Prior to 1921, the part of the Colorado River which began in present-day Rocky Mountain National Park and flowed to present-day Canyonlands National Park wasn’t called the Colorado River. It was the Grand River. The Grand River flowed from Colorado into Utah and met the Green River in Canyonlands in Utah. Downstream of that confluence, it was called the Colorado River.
So at the time that Grand Junction was named, this was the location of the confluence of the Gunnison River and the Grand River, flowing downstream as the Grand River. So, it was the Grand Junction, since it was a junction with the Grand River. Isn’t that grand?
What it means is that originally the Colorado River didn’t even flow through Colorado. That brings up a few questions: First question – Why was Colorado named Colorado? As is often the case in the western U.S. there were territories that became states. So the state of Colorado was named for the Colorado Territory. And the Colorado Territory was named because it means “colored red.” A lot of the rock in Colorado (particularly in the west, where I am now) is red.

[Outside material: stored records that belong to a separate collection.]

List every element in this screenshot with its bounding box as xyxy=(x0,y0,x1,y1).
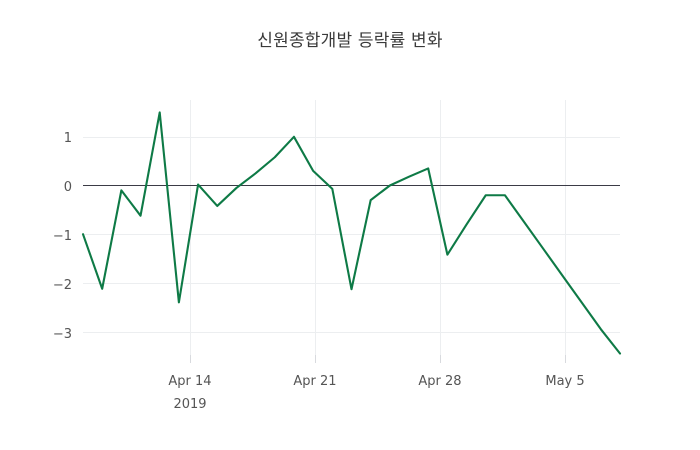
xtick-label-apr14: Apr 14 xyxy=(168,374,211,389)
ytick-label-1: 1 xyxy=(64,131,72,146)
ytick-label-minus3: −3 xyxy=(53,327,72,342)
xtick-label-apr21: Apr 21 xyxy=(293,374,336,389)
xtick-label-may5: May 5 xyxy=(545,374,584,389)
chart-title: 신원종합개발 등락률 변화 xyxy=(257,31,443,51)
vertical-gridlines xyxy=(190,100,566,355)
ytick-label-0: 0 xyxy=(64,180,72,195)
ytick-label-minus2: −2 xyxy=(53,278,72,293)
x-axis-labels: Apr 14 2019 Apr 21 Apr 28 May 5 xyxy=(168,374,584,412)
xtick-label-apr28: Apr 28 xyxy=(418,374,461,389)
y-axis-labels: 1 0 −1 −2 −3 xyxy=(53,131,72,342)
xtick-sublabel-year: 2019 xyxy=(173,397,206,412)
horizontal-gridlines xyxy=(83,137,620,333)
ytick-label-minus1: −1 xyxy=(53,229,72,244)
x-tick-marks xyxy=(190,355,566,363)
data-series-line xyxy=(81,111,622,355)
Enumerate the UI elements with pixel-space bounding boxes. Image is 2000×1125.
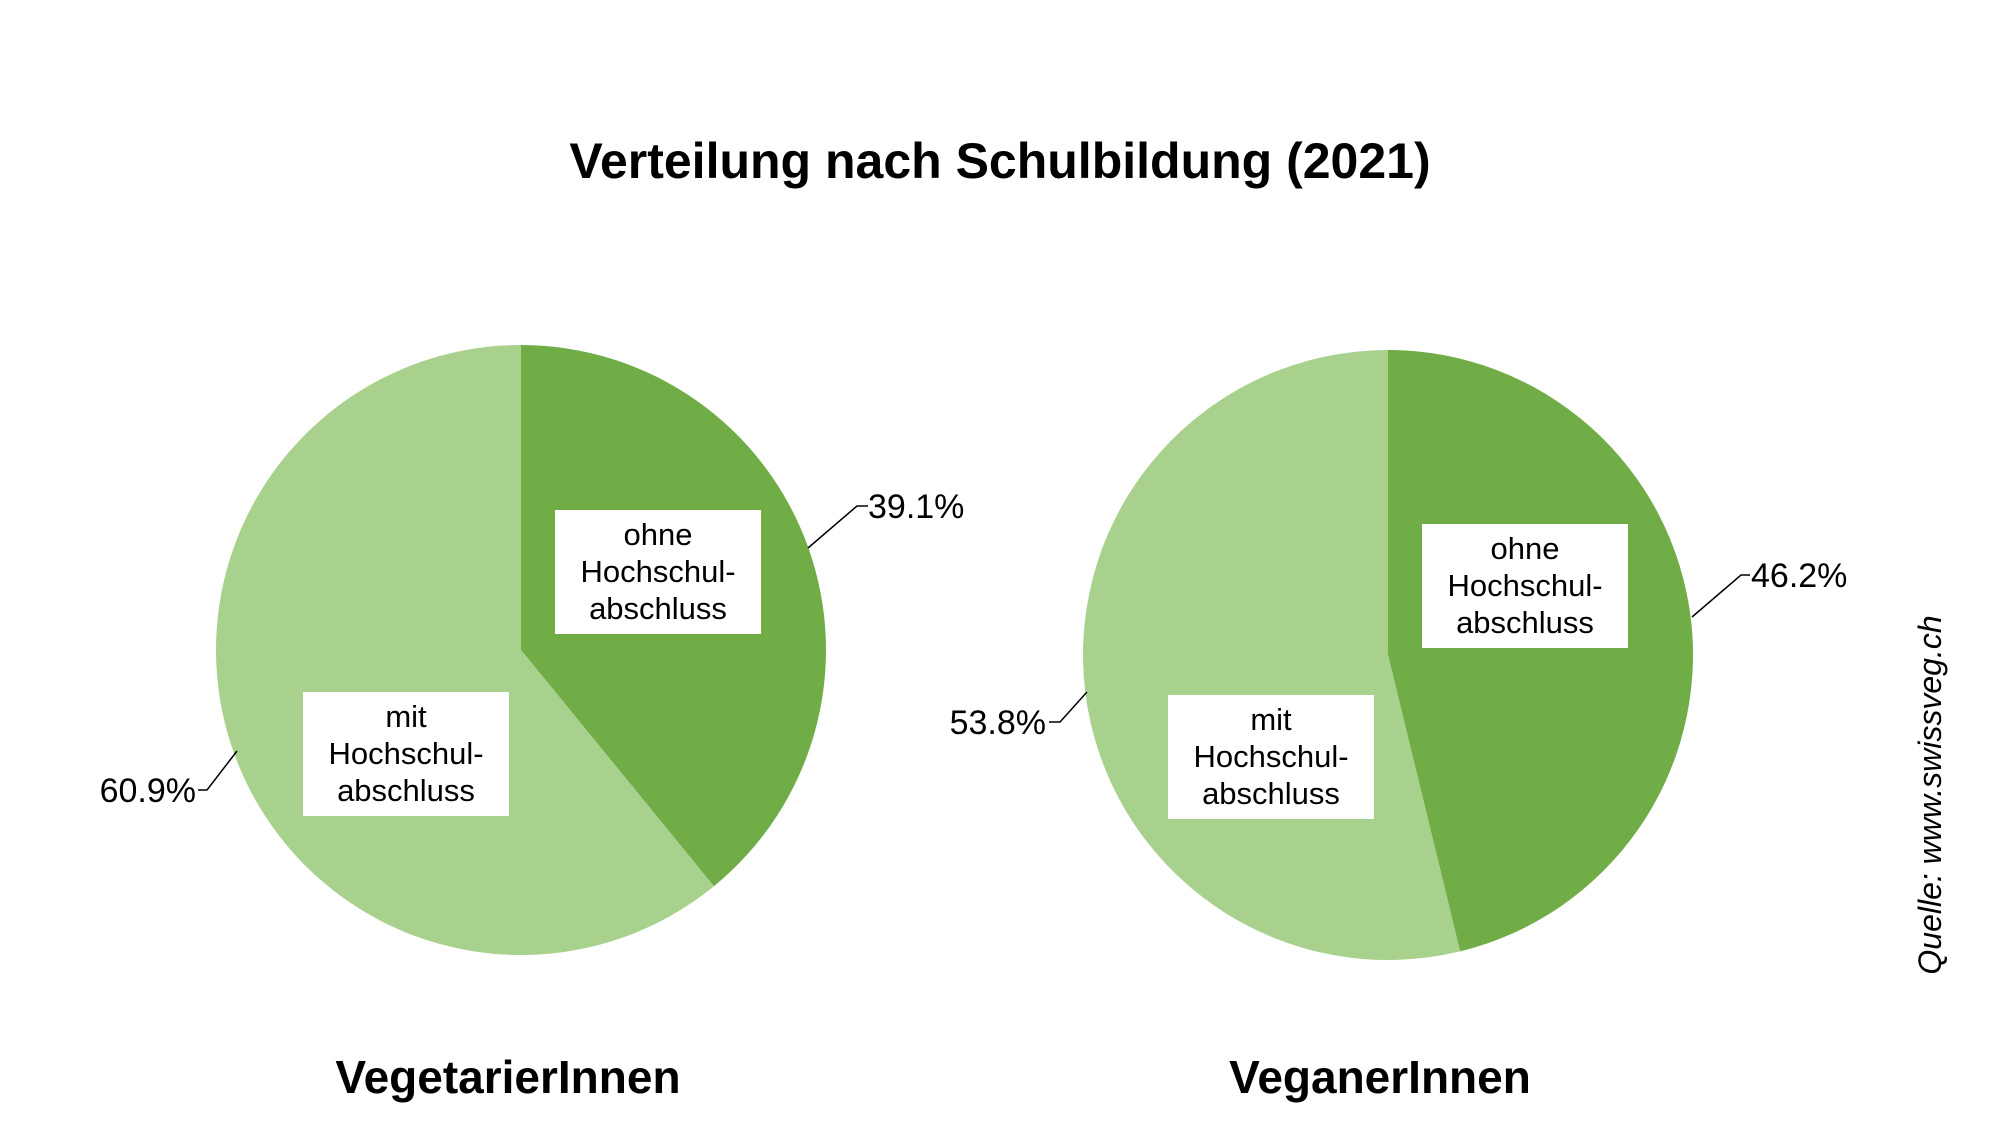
leader-line: [1691, 574, 1750, 618]
data-label: 46.2%: [1751, 557, 1847, 595]
leader-line: [198, 750, 238, 791]
chart-title: Verteilung nach Schulbildung (2021): [569, 133, 1430, 189]
pie-vegetarians: ohne Hochschul-abschluss 39.1% mit Hochschul…: [100, 345, 964, 955]
slice-label: ohne Hochschul-abschluss: [1447, 531, 1602, 640]
slice-label: mit Hochschul-abschluss: [1193, 702, 1348, 811]
slice-label: mit Hochschul-abschluss: [328, 699, 483, 808]
leader-line: [1049, 691, 1088, 723]
slice-label-box: [555, 510, 761, 634]
slice-label: ohne Hochschul-abschluss: [580, 517, 735, 626]
pie-subtitle-vegetarians: VegetarierInnen: [335, 1051, 680, 1103]
data-label: 53.8%: [950, 704, 1046, 742]
slice-label-box: [1422, 524, 1628, 648]
pie-subtitle-vegans: VeganerInnen: [1229, 1051, 1531, 1103]
pie-slice: [1388, 350, 1693, 952]
data-label: 39.1%: [868, 488, 964, 526]
source-note: Quelle: www.swissveg.ch: [1912, 615, 1948, 974]
data-label: 60.9%: [100, 772, 196, 810]
slice-label-box: [1168, 695, 1374, 819]
pie-vegans: ohne Hochschul-abschluss 46.2% mit Hochschul…: [950, 350, 1847, 960]
slice-label-box: [303, 692, 509, 816]
leader-line: [807, 505, 868, 549]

The Colorado River was named for the same reason. It cuts through much red rock. So neither the river nor the state was technically named for one another.
Second question – How did the Grand River get renamed the Colorado River? That was due to the lobbying of a Colorado Congressman named Edward Taylor. He was a true believer in the wonders of Colorado.
The Colorado River was one of the most important rivers in the western United States. Taylor wanted that famous and important river to be part of his state too. He pushed Congress hard for a resolution to rename the Grand River, to make it more of the Colorado River. And in 1921, they agreed to do so. They passed a joint resolution renaming the Grand River as the Colorado River.
But places like Grand County, Grand Lake, Grand Valley, and yes, Grand Junction, kept their names. I guess that relegated the names of these places to the appendices of Western U.S. History. Which is perfect since they are all vestigial, like our own appendices.